Disney was fun in a different way. It was skipping down the street. It was eating candy. It was riding rides. My younger self peeked around my highly competent, functional self and came out for a few days. She enjoyed herself. And she learned so much from the younger set.
She learned to push herself out of her comfort zone (yet again). I’m not a fan of roller coasters and last year, I happpily volunteered to stay with kids that didn’t ride them. This time around, as I saw many of the kids pushing themselves onto rides of which they were scared before, I thought, “Maybe I’ll do that too.” Supportive co-chaperones coaxed me, there was some humor, and even some handholding. Then, my daughter came off Space Mountain just as I was about to get on. She said, “you won’t like it, Mom. You’ll be scared.” And I blurted out, “I’m going to do it. Maybe I’m braver than you think I am.”
This surprised us both.
And, as you might have guessed, I loved it. I loved screaming and holding my hands in the air and the adrenaline rush and the silliness of it. It was….fun.
This is when I realized that it’s been a while since I had fun like that. And I liked it.
The more fun I had, the more curious about it I became. What else is fun? When do I have fun? Are there ways to have fun that I have been ignoring?
My daughter’s teacher infuses these trips with all sorts of lessons and teachable moments. She says things that the kids would never hear if they came from parents. But from her? They listen. They discuss. They contribute. They learn. So do I. This year, she asked them to think about the difference between fitting in and belonging. She spoke with them about exploring who you are. About being curious about what you think you know. About getting to know yourself. “Maybe you didn’t used to like strawberry jelly. Do you like it now? Let yourself find out!”
Let yourself find out.
To be encouraged to ask these questions with genuinity, curiosity, and respect by someone you trust? What a gift for these kids. What a gift for their parents.
This brings me back to trust.
I felt fortunate to trust someone one else. My daughter’s teacher and her husband who run this trip have a plan. And it’s a good plan. I can trust them. Last year, this was very hard for me. I saw it being very hard for some fellow chaperones this year. Like fun, I didn’t realize how precious a commodity this is.
As a high functioning, competent super mom who is also a recovering perfectionist, trusting other people to do things is….new. Unusual. To trust someone else to plan, to execute, to remember the details, to ensure our safety and joy? Not to have to do it all myself? A gift I didn’t know I wanted, needed, or could accept. I did accept it this time around though. And it was wonderful.
It was also a gift from the kids. They are older now. What they needed from chaperones was different this year. More guidance and support. Less direction and doing.
In the challenge and joy of those days, I got to see these kids. My daughter and my daughter’s friends and peers. They are growing. Changing. Navigating.
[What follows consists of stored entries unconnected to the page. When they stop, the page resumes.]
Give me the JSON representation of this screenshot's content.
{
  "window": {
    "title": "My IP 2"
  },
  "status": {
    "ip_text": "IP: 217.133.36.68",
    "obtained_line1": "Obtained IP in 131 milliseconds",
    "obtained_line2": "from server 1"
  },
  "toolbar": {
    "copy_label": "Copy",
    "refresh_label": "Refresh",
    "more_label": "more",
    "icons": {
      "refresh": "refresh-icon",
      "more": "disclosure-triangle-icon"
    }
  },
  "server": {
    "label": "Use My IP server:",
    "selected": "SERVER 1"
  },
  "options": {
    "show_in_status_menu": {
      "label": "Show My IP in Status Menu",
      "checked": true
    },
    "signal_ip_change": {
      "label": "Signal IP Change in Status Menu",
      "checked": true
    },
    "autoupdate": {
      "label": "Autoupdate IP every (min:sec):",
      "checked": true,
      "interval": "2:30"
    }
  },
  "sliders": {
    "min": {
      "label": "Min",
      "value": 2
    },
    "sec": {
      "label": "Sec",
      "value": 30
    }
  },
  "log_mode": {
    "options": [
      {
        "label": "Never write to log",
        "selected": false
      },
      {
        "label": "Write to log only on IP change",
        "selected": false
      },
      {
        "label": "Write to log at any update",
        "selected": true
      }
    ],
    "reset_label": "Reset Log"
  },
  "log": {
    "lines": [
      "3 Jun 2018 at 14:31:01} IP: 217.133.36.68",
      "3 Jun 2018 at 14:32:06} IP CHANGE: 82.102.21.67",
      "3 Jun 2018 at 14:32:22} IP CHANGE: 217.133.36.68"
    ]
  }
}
Becoming.
That comes with a bit of loss for us adults. Yet, there was space - a lot of space - for me there. And I filled that space with something I needed: fun. joy. laughter.
Maybe I can welcome more space. More fun. More trust.
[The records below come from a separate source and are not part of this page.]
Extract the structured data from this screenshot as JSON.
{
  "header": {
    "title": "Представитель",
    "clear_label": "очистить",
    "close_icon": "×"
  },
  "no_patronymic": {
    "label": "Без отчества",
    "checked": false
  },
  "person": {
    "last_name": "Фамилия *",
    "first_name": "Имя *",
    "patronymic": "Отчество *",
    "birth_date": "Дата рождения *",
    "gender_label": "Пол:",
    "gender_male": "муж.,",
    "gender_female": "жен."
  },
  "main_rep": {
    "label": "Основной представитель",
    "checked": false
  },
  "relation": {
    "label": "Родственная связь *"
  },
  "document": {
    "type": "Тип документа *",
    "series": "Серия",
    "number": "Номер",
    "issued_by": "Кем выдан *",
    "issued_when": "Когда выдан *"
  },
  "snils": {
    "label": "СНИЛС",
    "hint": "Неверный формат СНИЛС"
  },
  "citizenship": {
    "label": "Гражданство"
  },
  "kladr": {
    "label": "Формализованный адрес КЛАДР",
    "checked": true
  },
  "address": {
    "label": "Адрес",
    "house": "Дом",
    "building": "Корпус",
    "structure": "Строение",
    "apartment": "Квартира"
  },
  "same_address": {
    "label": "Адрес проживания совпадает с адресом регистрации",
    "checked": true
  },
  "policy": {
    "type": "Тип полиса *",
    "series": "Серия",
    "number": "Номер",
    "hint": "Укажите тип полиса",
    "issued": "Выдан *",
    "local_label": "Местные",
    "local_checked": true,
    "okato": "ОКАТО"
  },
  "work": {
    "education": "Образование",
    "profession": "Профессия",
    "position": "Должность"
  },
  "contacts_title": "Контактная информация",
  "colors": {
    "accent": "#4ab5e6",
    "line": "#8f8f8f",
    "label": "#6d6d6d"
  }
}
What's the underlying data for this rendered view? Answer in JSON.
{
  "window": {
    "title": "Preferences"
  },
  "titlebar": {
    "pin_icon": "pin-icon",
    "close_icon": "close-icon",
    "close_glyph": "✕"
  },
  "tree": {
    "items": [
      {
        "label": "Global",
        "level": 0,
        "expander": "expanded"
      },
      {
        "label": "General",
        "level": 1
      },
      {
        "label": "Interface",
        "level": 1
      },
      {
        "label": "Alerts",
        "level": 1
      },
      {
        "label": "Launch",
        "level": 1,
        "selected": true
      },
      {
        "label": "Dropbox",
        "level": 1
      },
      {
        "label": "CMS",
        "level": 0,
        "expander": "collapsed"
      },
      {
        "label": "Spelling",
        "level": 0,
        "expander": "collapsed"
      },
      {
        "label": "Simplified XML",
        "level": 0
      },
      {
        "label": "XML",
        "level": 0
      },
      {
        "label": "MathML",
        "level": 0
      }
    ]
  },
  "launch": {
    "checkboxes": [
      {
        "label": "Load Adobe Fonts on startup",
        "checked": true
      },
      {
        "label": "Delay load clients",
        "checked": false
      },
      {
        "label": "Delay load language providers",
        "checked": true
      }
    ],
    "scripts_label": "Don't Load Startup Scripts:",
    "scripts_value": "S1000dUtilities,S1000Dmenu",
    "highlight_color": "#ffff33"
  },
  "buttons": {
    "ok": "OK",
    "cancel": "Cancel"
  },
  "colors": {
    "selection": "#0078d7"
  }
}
That feels exciting and a bit scary. Letting go a bit more, accepting change….it’s exciting and scary. Some moments, I want to resist. I want to go back to what it was before. But then again, maybe I am braver than I think I am.
A recovering perfectionist 🙃 – that is a work in process for so many of us. I guess We’re not all fully recovered until it’s too late, because we’ve missed the things we were unwilling to let go of. It’s hard to be in the moment when you’re always ahead of it!